Bayesian cross-validation by parallel Markov Chain Monte Carlo

Brute force cross-validation (CV) is a method for predictive assessment and model selection that is general and applicable to a wide range of Bayesian models. However, in many cases brute force CV is too computationally burdensome to form part of interactive modeling workflows, especially when inference relies on Markov chain Monte Carlo (MCMC). In this paper we present a method for conducting fast Bayesian CV by massively parallel MCMC. On suitable accelerator hardware, for many applications our approach is about as fast (in wall clock time) as a single full-data model fit. Parallel CV is more flexible than existing fast CV approximation methods because it can easily exploit a wide range of scoring rules and data partitioning schemes. This is particularly useful for CV methods designed for non-exchangeable data. Our approach also delivers accurate estimates of Monte Carlo and CV uncertainty. In addition to parallelizing computations, parallel CV speeds up inference by reusing information from earlier MCMC adaptation and inference obtained during initial model fitting and checking of the full-data model. We propose MCMC diagnostics for parallel CV applications, including a summary of MCMC mixing based on the popular potential scale reduction factor ($\hat{R}$) and MCMC effective sample size ($\widehat{ESS}$) measures. Furthermore, we describe a method for determining whether an $\hat{R}$ diagnostic indicates approximate stationarity of the chains, that may be of more general interest for applications beyond parallel CV. For parallel CV to work on memory-constrained computing accelerators, we show that parallel CV and associated diagnostics can be implemented using online (streaming) algorithms ideal for parallel computing environments with limited memory. Constant memory algorithms allow parallel CV to scale up to very large blocking designs.

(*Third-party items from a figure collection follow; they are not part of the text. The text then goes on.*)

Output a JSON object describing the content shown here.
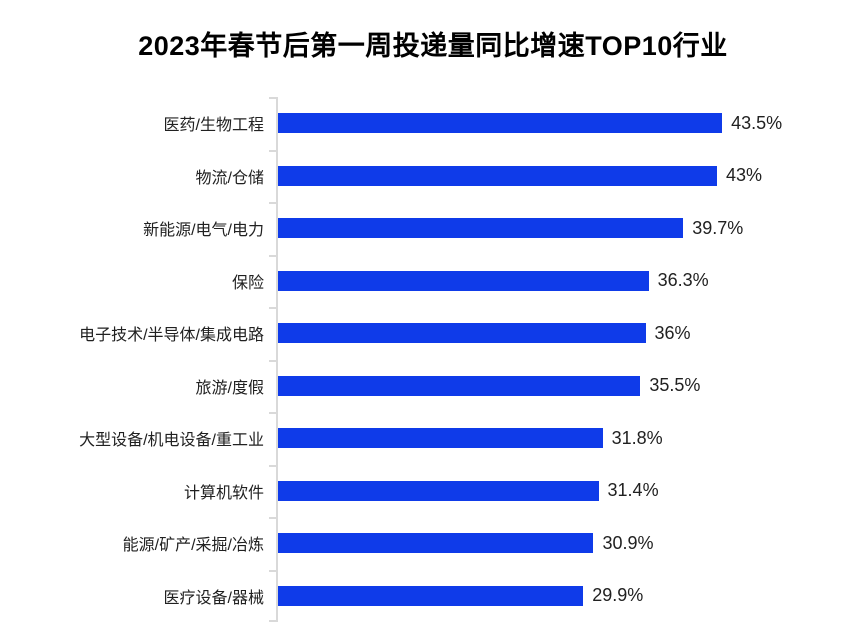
{
  "title": "2023年春节后第一周投递量同比增速TOP10行业",
  "chart_data": {
    "type": "bar",
    "orientation": "horizontal",
    "title": "2023年春节后第一周投递量同比增速TOP10行业",
    "categories": [
      "医药/生物工程",
      "物流/仓储",
      "新能源/电气/电力",
      "保险",
      "电子技术/半导体/集成电路",
      "旅游/度假",
      "大型设备/机电设备/重工业",
      "计算机软件",
      "能源/矿产/采掘/冶炼",
      "医疗设备/器械"
    ],
    "values": [
      43.5,
      43,
      39.7,
      36.3,
      36,
      35.5,
      31.8,
      31.4,
      30.9,
      29.9
    ],
    "value_labels": [
      "43.5%",
      "43%",
      "39.7%",
      "36.3%",
      "36%",
      "35.5%",
      "31.8%",
      "31.4%",
      "30.9%",
      "29.9%"
    ],
    "xlabel": "",
    "ylabel": "",
    "xlim": [
      0,
      57.6
    ],
    "grid": false,
    "legend": false,
    "bar_color": "#0f3be9",
    "axis_color": "#d9d9d9",
    "label_color": "#212121"
  }
}
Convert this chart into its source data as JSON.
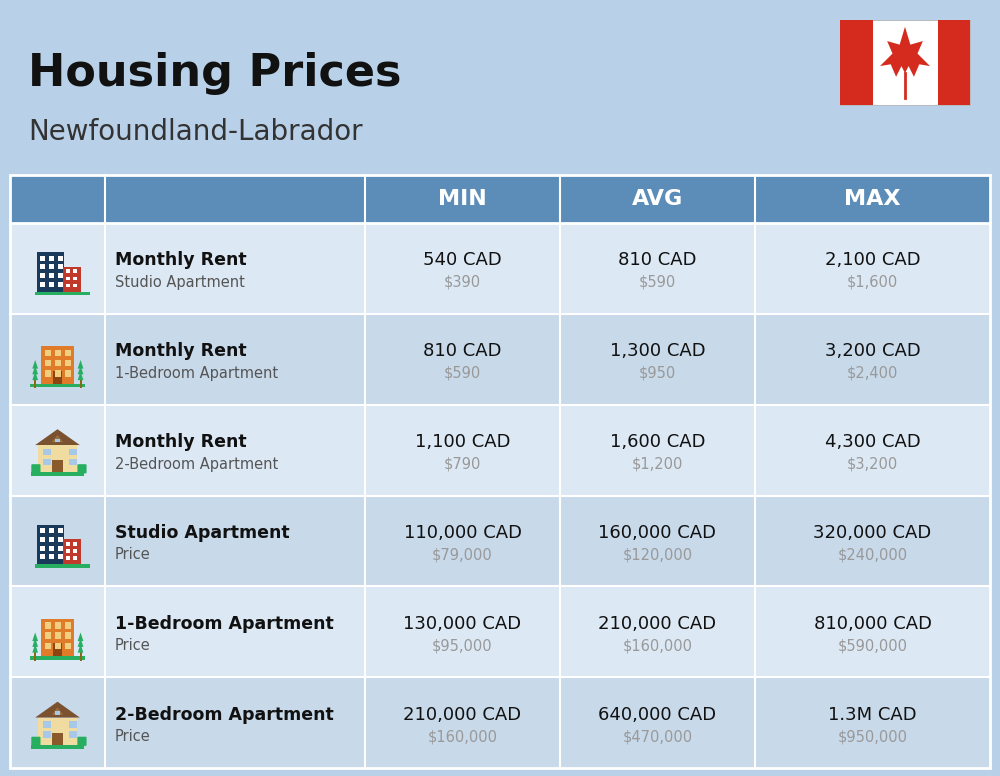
{
  "title": "Housing Prices",
  "subtitle": "Newfoundland-Labrador",
  "bg_color": "#b8d0e8",
  "header_color": "#5b8db8",
  "header_text_color": "#ffffff",
  "row_bg_even": "#dce8f4",
  "row_bg_odd": "#c8d9ea",
  "divider_color": "#ffffff",
  "col_headers": [
    "MIN",
    "AVG",
    "MAX"
  ],
  "rows": [
    {
      "bold_label": "Monthly Rent",
      "sub_label": "Studio Apartment",
      "min_cad": "540 CAD",
      "min_usd": "$390",
      "avg_cad": "810 CAD",
      "avg_usd": "$590",
      "max_cad": "2,100 CAD",
      "max_usd": "$1,600",
      "icon_type": "studio_blue"
    },
    {
      "bold_label": "Monthly Rent",
      "sub_label": "1-Bedroom Apartment",
      "min_cad": "810 CAD",
      "min_usd": "$590",
      "avg_cad": "1,300 CAD",
      "avg_usd": "$950",
      "max_cad": "3,200 CAD",
      "max_usd": "$2,400",
      "icon_type": "one_bed_orange"
    },
    {
      "bold_label": "Monthly Rent",
      "sub_label": "2-Bedroom Apartment",
      "min_cad": "1,100 CAD",
      "min_usd": "$790",
      "avg_cad": "1,600 CAD",
      "avg_usd": "$1,200",
      "max_cad": "4,300 CAD",
      "max_usd": "$3,200",
      "icon_type": "two_bed_tan"
    },
    {
      "bold_label": "Studio Apartment",
      "sub_label": "Price",
      "min_cad": "110,000 CAD",
      "min_usd": "$79,000",
      "avg_cad": "160,000 CAD",
      "avg_usd": "$120,000",
      "max_cad": "320,000 CAD",
      "max_usd": "$240,000",
      "icon_type": "studio_blue"
    },
    {
      "bold_label": "1-Bedroom Apartment",
      "sub_label": "Price",
      "min_cad": "130,000 CAD",
      "min_usd": "$95,000",
      "avg_cad": "210,000 CAD",
      "avg_usd": "$160,000",
      "max_cad": "810,000 CAD",
      "max_usd": "$590,000",
      "icon_type": "one_bed_orange"
    },
    {
      "bold_label": "2-Bedroom Apartment",
      "sub_label": "Price",
      "min_cad": "210,000 CAD",
      "min_usd": "$160,000",
      "avg_cad": "640,000 CAD",
      "avg_usd": "$470,000",
      "max_cad": "1.3M CAD",
      "max_usd": "$950,000",
      "icon_type": "two_bed_tan"
    }
  ]
}
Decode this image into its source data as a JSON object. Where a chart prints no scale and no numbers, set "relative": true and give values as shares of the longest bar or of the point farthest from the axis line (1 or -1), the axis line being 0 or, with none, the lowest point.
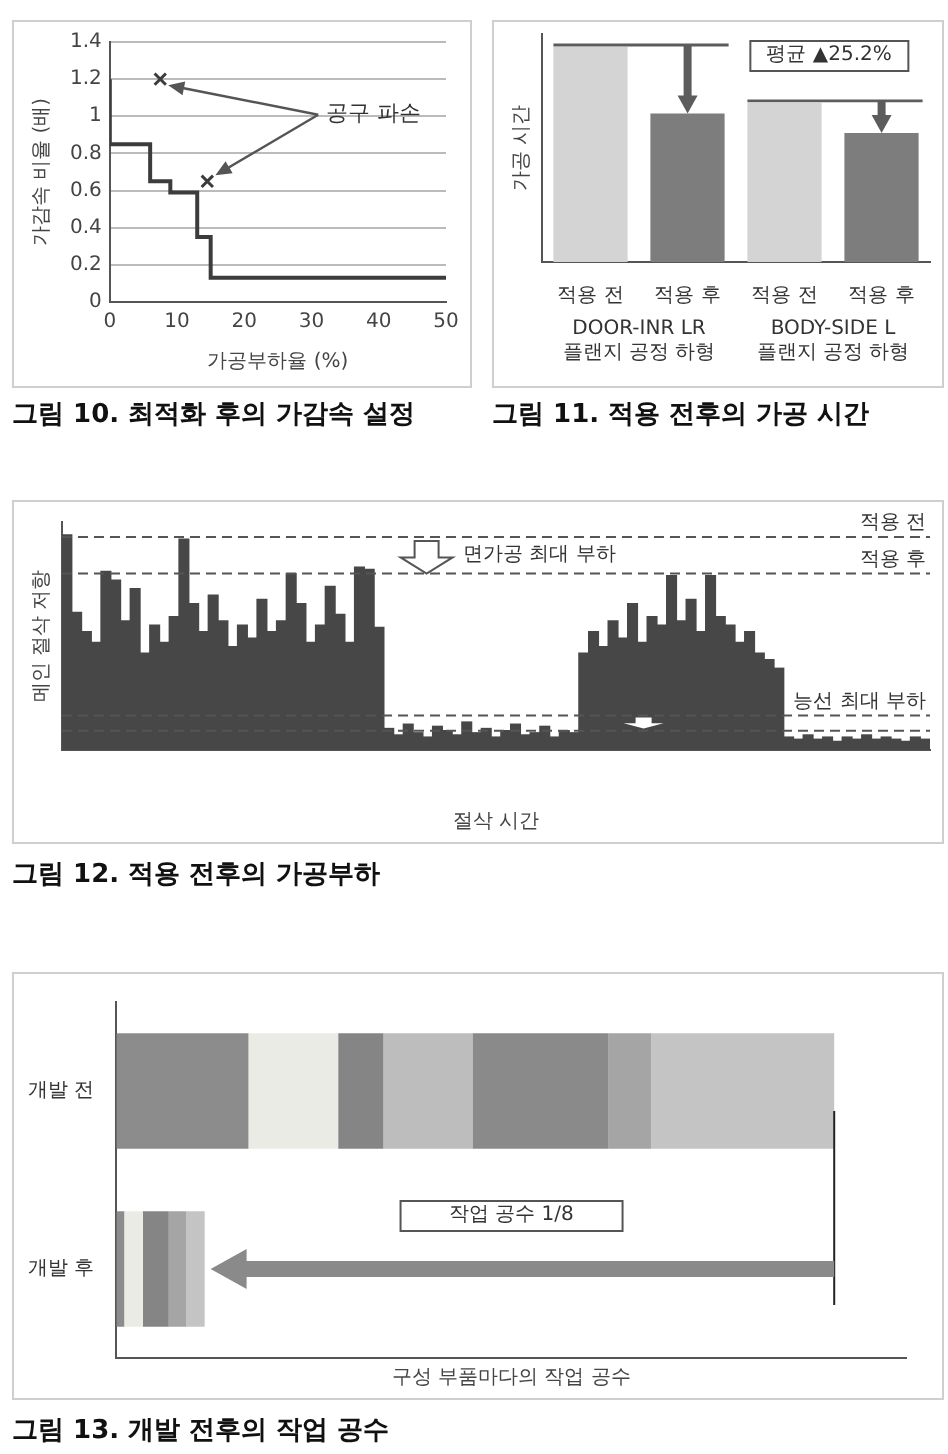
{
  "chart_data": [
    {
      "type": "step",
      "title": "그림 10. 최적화 후의 가감속 설정",
      "xlabel": "가공부하율 (%)",
      "ylabel": "가감속 비율 (배)",
      "xlim": [
        0,
        50
      ],
      "xticks": [
        0,
        10,
        20,
        30,
        40,
        50
      ],
      "ylim": [
        0,
        1.4
      ],
      "yticks": [
        0,
        0.2,
        0.4,
        0.6,
        0.8,
        1,
        1.2,
        1.4
      ],
      "grid": "y",
      "annotations": [
        "공구 파손"
      ],
      "series": [
        {
          "type": "step",
          "x": [
            0,
            6,
            9,
            13,
            15,
            24,
            50
          ],
          "values": [
            1.2,
            0.85,
            0.65,
            0.59,
            0.35,
            0.13,
            0.13
          ],
          "color": "#3c3c3c",
          "marker": "none"
        },
        {
          "type": "scatter",
          "x": [
            7.5,
            14.5
          ],
          "values": [
            1.2,
            0.65
          ],
          "color": "#3c3c3c",
          "marker": "cross"
        }
      ]
    },
    {
      "type": "bar",
      "title": "그림 11. 적용 전후의 가공 시간",
      "ylabel": "가공 시간",
      "relative": true,
      "categories": [
        "적용 전",
        "적용 후",
        "적용 전",
        "적용 후"
      ],
      "values": [
        1,
        0.69,
        0.74,
        0.6
      ],
      "colors": [
        "#d4d4d4",
        "#7d7d7d",
        "#d4d4d4",
        "#7d7d7d"
      ],
      "annotations": [
        "평균 ▲25.2%",
        "DOOR-INR LR 플랜지 공정 하형",
        "BODY-SIDE L 플랜지 공정 하형"
      ]
    },
    {
      "type": "bar",
      "title": "그림 12. 적용 전후의 가공부하",
      "xlabel": "절삭 시간",
      "ylabel": "메인 절삭 저항",
      "relative": true,
      "color": "#474747",
      "categories": [
        null,
        null,
        null,
        null,
        null,
        null,
        null,
        null,
        null,
        null,
        null,
        null,
        null,
        null,
        null,
        null,
        null,
        null,
        null,
        null,
        null,
        null,
        null,
        null,
        null,
        null,
        null,
        null,
        null,
        null,
        null,
        null,
        null,
        null,
        null,
        null,
        null,
        null,
        null,
        null,
        null,
        null,
        null,
        null,
        null,
        null,
        null,
        null,
        null,
        null,
        null,
        null,
        null,
        null,
        null,
        null,
        null,
        null,
        null,
        null,
        null,
        null,
        null,
        null,
        null,
        null,
        null,
        null,
        null,
        null,
        null,
        null,
        null,
        null,
        null,
        null,
        null,
        null,
        null,
        null,
        null,
        null,
        null,
        null,
        null,
        null,
        null,
        null,
        null
      ],
      "values": [
        1,
        0.64,
        0.55,
        0.5,
        0.83,
        0.79,
        0.6,
        0.75,
        0.45,
        0.58,
        0.5,
        0.62,
        0.98,
        0.68,
        0.55,
        0.72,
        0.6,
        0.48,
        0.58,
        0.52,
        0.7,
        0.55,
        0.6,
        0.82,
        0.68,
        0.5,
        0.58,
        0.76,
        0.63,
        0.5,
        0.85,
        0.84,
        0.57,
        0.1,
        0.07,
        0.12,
        0.08,
        0.06,
        0.11,
        0.09,
        0.07,
        0.13,
        0.08,
        0.1,
        0.06,
        0.09,
        0.12,
        0.07,
        0.08,
        0.11,
        0.06,
        0.09,
        0.08,
        0.45,
        0.55,
        0.48,
        0.6,
        0.52,
        0.68,
        0.5,
        0.62,
        0.58,
        0.81,
        0.6,
        0.7,
        0.55,
        0.81,
        0.62,
        0.58,
        0.5,
        0.55,
        0.45,
        0.42,
        0.38,
        0.06,
        0.05,
        0.07,
        0.05,
        0.06,
        0.04,
        0.06,
        0.05,
        0.07,
        0.05,
        0.06,
        0.05,
        0.04,
        0.06,
        0.05
      ],
      "ref_lines": [
        {
          "axis": "y",
          "value": 0.99,
          "label": "적용 전",
          "line_style": "dashed"
        },
        {
          "axis": "y",
          "value": 0.82,
          "label": "적용 후",
          "line_style": "dashed"
        },
        {
          "axis": "y",
          "value": 0.16,
          "label": "능선 최대 부하",
          "line_style": "dashed"
        },
        {
          "axis": "y",
          "value": 0.09,
          "line_style": "dashed"
        }
      ],
      "annotations": [
        "면가공 최대 부하"
      ]
    },
    {
      "type": "bar",
      "title": "그림 13. 개발 전후의 작업 공수",
      "xlabel": "구성 부품마다의 작업 공수",
      "relative": true,
      "orientation": "horizontal",
      "stacked": true,
      "categories": [
        "개발 전",
        "개발 후"
      ],
      "annotations": [
        "작업 공수 1/8"
      ],
      "series": [
        {
          "values": [
            0.184,
            0.011
          ],
          "colors": [
            "#8c8c8c",
            "#8c8c8c"
          ]
        },
        {
          "values": [
            0.125,
            0.026
          ],
          "colors": [
            "#ebebe6",
            "#ebebe6"
          ]
        },
        {
          "values": [
            0.063,
            0.036
          ],
          "colors": [
            "#858585",
            "#858585"
          ]
        },
        {
          "values": [
            0.124,
            0.024
          ],
          "colors": [
            "#bdbdbd",
            "#a5a5a5"
          ]
        },
        {
          "values": [
            0.189,
            0.026
          ],
          "colors": [
            "#8a8a8a",
            "#c4c4c4"
          ]
        },
        {
          "values": [
            0.06,
            null
          ],
          "colors": [
            "#a5a5a5",
            "#a5a5a5"
          ]
        },
        {
          "values": [
            0.255,
            null
          ],
          "colors": [
            "#c4c4c4",
            "#c4c4c4"
          ]
        }
      ]
    }
  ]
}
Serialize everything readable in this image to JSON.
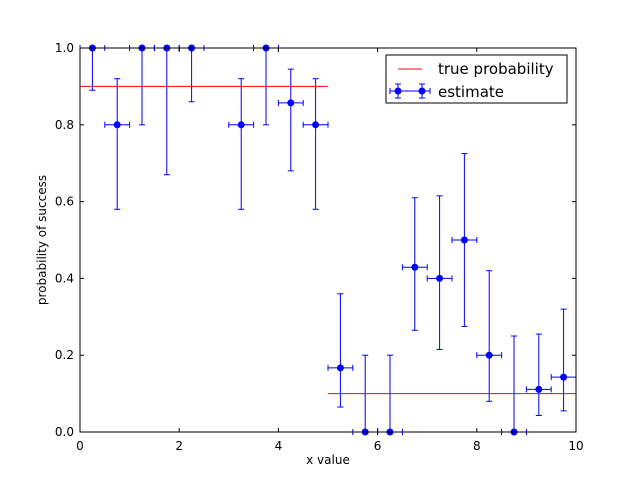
{
  "chart_data": {
    "type": "scatter",
    "title": "",
    "xlabel": "x value",
    "ylabel": "probability of success",
    "xlim": [
      0,
      10
    ],
    "ylim": [
      0,
      1
    ],
    "xticks": [
      "0",
      "2",
      "4",
      "6",
      "8",
      "10"
    ],
    "yticks": [
      "0.0",
      "0.2",
      "0.4",
      "0.6",
      "0.8",
      "1.0"
    ],
    "grid": false,
    "legend_position": "top-right",
    "series": [
      {
        "name": "true probability",
        "kind": "step-line",
        "color": "#ff0000",
        "segments": [
          {
            "x": [
              0,
              5
            ],
            "y": [
              0.9,
              0.9
            ]
          },
          {
            "x": [
              5,
              10
            ],
            "y": [
              0.1,
              0.1
            ]
          }
        ]
      },
      {
        "name": "estimate",
        "kind": "errorbar",
        "color": "#0000ff",
        "x": [
          0.25,
          0.75,
          1.25,
          1.75,
          2.25,
          3.25,
          3.75,
          4.25,
          4.75,
          5.25,
          5.75,
          6.25,
          6.75,
          7.25,
          7.75,
          8.25,
          8.75,
          9.25,
          9.75
        ],
        "y": [
          1.0,
          0.8,
          1.0,
          1.0,
          1.0,
          0.8,
          1.0,
          0.857,
          0.8,
          0.167,
          0.0,
          0.0,
          0.429,
          0.4,
          0.5,
          0.2,
          0.0,
          0.111,
          0.143
        ],
        "y_lower": [
          0.89,
          0.58,
          0.8,
          0.67,
          0.86,
          0.58,
          0.8,
          0.68,
          0.58,
          0.065,
          0.0,
          0.0,
          0.265,
          0.215,
          0.275,
          0.08,
          0.0,
          0.043,
          0.055
        ],
        "y_upper": [
          1.0,
          0.92,
          1.0,
          1.0,
          1.0,
          0.92,
          1.0,
          0.945,
          0.92,
          0.36,
          0.2,
          0.2,
          0.61,
          0.615,
          0.725,
          0.42,
          0.25,
          0.255,
          0.32
        ],
        "x_halfwidth": 0.25
      }
    ]
  }
}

翻译：暴力交叉验证是一种用于预测评估和模型选择的通用方法，可广泛应用于各类贝叶斯模型。然而在许多情况下，尤其是当推断依赖于马尔可夫链蒙特卡洛方法时，暴力交叉验证的计算负担过重，难以融入交互式建模流程。本文提出了一种通过大规模并行MCMC实现快速贝叶斯交叉验证的方法。在合适的加速硬件上，对于许多应用而言，本方法的运行速度（按墙钟时间计算）与单次完整数据模型拟合相当。并行交叉验证比现有快速交叉验证近似方法更具灵活性，因为它能轻松利用各种评分规则和数据划分方案。这对于针对非交换数据设计的交叉验证方法尤为有用。本方法还能准确估算蒙特卡洛误差和交叉验证不确定性。除了实现计算并行化外，并行交叉验证通过复用早期MCMC自适应阶段及初始完整数据模型拟合与检验阶段获取的推断信息来加速推断过程。我们针对并行交叉验证应用提出了MCMC诊断方法，其中包括基于流行的潜在尺度缩减因子（$\hat{R}$）和MCMC有效样本量（$\widehat{ESS}$）指标的MCMC混合度总结。此外，我们描述了一种判断$\hat{R}$诊断指标是否表明链已近似平稳的方法，该方法可能对并行交叉验证之外的应用具有更广泛的参考价值。为使并行交叉验证能在内存受限的计算加速器上运行，我们证明并行交叉验证及相关诊断可采用在线（流式）算法实现，这些算法特别适用于内存有限的并行计算环境。恒定内存算法使并行交叉验证能够扩展至超大规模分块设计。